On March 23, 2015, the Company established Oaks Funding LLC as a wholly owned subsidiary of FOAC, to fulfill certain functions as depositor in respect of residential mortgage loan securitization transactions. The Company consolidates this subsidiary under GAAP.
 
On April 20, 2016, the Company established Oaks Funding II LLC as a wholly owned subsidiary of FOAC, to fulfill certain functions as depositor in respect of certain Re-REMIC transactions. The Company consolidates this subsidiary under GAAP.
 
On April 20, 2016, the Company established Oaks Holding I LLC as a wholly owned subsidiary to hold certain investment securities. The Company consolidates this subsidiary under GAAP.

On January 18, 2018, the Company announced a new strategic direction, and the entry into a new external management agreement with Hunt Investment Management, LLC, an affiliate of the Hunt Companies, Inc. ("Hunt") and the concurrent mutual termination of our management agreement with Oak Circle. Management by Hunt is expected to provide Five Oaks with a new strategic direction through the reallocation of capital into new investment opportunities focused in the commercial real estate mortgage space and direct access to Hunt's significant pipeline of transitional floating-rate multi-family and commercial real estate loans. Hunt and its affiliates have extensive experience in the origination, servicing, risk management and financing of this asset class and the floating-rate nature of the loans should reduce or eliminate the need for complex interest-rate hedging. The new management agreement is expected to better align the Company's interests with those of its new manager through an incentive fee arrangement and agreed upon limitations on manager expense reimbursements from the Company, as further described below.
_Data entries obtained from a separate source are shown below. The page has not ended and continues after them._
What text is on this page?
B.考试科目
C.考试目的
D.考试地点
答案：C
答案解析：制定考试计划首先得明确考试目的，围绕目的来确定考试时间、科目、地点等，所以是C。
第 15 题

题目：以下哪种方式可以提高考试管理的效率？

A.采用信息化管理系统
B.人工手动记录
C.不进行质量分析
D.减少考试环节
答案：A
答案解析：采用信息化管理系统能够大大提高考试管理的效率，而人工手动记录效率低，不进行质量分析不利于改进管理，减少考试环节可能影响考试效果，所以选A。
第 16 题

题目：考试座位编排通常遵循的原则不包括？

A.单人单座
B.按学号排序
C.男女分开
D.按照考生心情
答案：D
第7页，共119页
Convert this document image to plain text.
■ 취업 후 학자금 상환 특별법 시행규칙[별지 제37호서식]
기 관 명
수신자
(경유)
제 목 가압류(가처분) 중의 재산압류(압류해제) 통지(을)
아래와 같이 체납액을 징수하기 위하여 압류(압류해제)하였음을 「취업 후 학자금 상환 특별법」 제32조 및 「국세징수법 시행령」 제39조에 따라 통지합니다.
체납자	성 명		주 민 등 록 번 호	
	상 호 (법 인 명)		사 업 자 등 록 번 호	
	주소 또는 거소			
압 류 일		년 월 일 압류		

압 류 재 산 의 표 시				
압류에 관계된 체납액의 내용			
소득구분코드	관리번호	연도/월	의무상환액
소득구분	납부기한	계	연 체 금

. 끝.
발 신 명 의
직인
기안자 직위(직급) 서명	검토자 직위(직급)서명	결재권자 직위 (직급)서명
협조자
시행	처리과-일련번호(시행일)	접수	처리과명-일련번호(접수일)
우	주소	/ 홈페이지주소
Pursuant to the terms of the termination agreement between Five Oaks and Oak Circle, the termination of the prior management agreement did not trigger, and Oak Circle was not paid, a termination fee by us. Hunt separately agreed to pay Oak Circle a negotiated payment in connection with the termination agreement.

In connection with the aforementioned transaction, an affiliate of Hunt purchased 1,539,406 shares of the Company's common stock in a private placement, at a purchase price of $4.77 per share resulting in an aggregate capital raise of $7,342,967. In addition, such Hunt affiliate also purchased 710,495 Five Oaks shares from the Company's largest shareholder, XL Investments Ltd. ("XL Investments"), for the same price per share. The purchase price per share represents a 56.9% premium over the Five Oaks common stock price as of the closing on January 17, 2018. In connection with the acquisition of shares from XL Investments, XL Investments agreed to terminate all of its previously held Five Oaks warrants. After completion of these share purchases, Hunt and its affiliates own approximately 9.5% of Five Oaks outstanding common shares. Also in connection with the transaction, and as further described in Section 10 of our 2017 10-K/A filed with the Securities and Exchange Commission filed on November 13, 2018 and in our Current Report on Form 8-K filed with the Securities and Exchange Commission on January 18, 2018, David Carroll resigned as a director, Chairman and CEO of the Company and the Five Oaks board appointed James C. ("Chris") Hunt as a director and Chairman of the board and named James P. Flynn as CEO of Five Oaks and Michael P. Larsen President of Five Oaks.

On April 30, 2018, as more particularly described in our current Report on Form 8-K filed on April 30, 2018, the Company acquired Hunt CMT Equity LLC, which comprised of assets including junior retained notes and preferred shares of a commercial real estate collateralized loan obligation, a licensed commercial mortgage lender and eight loan participations.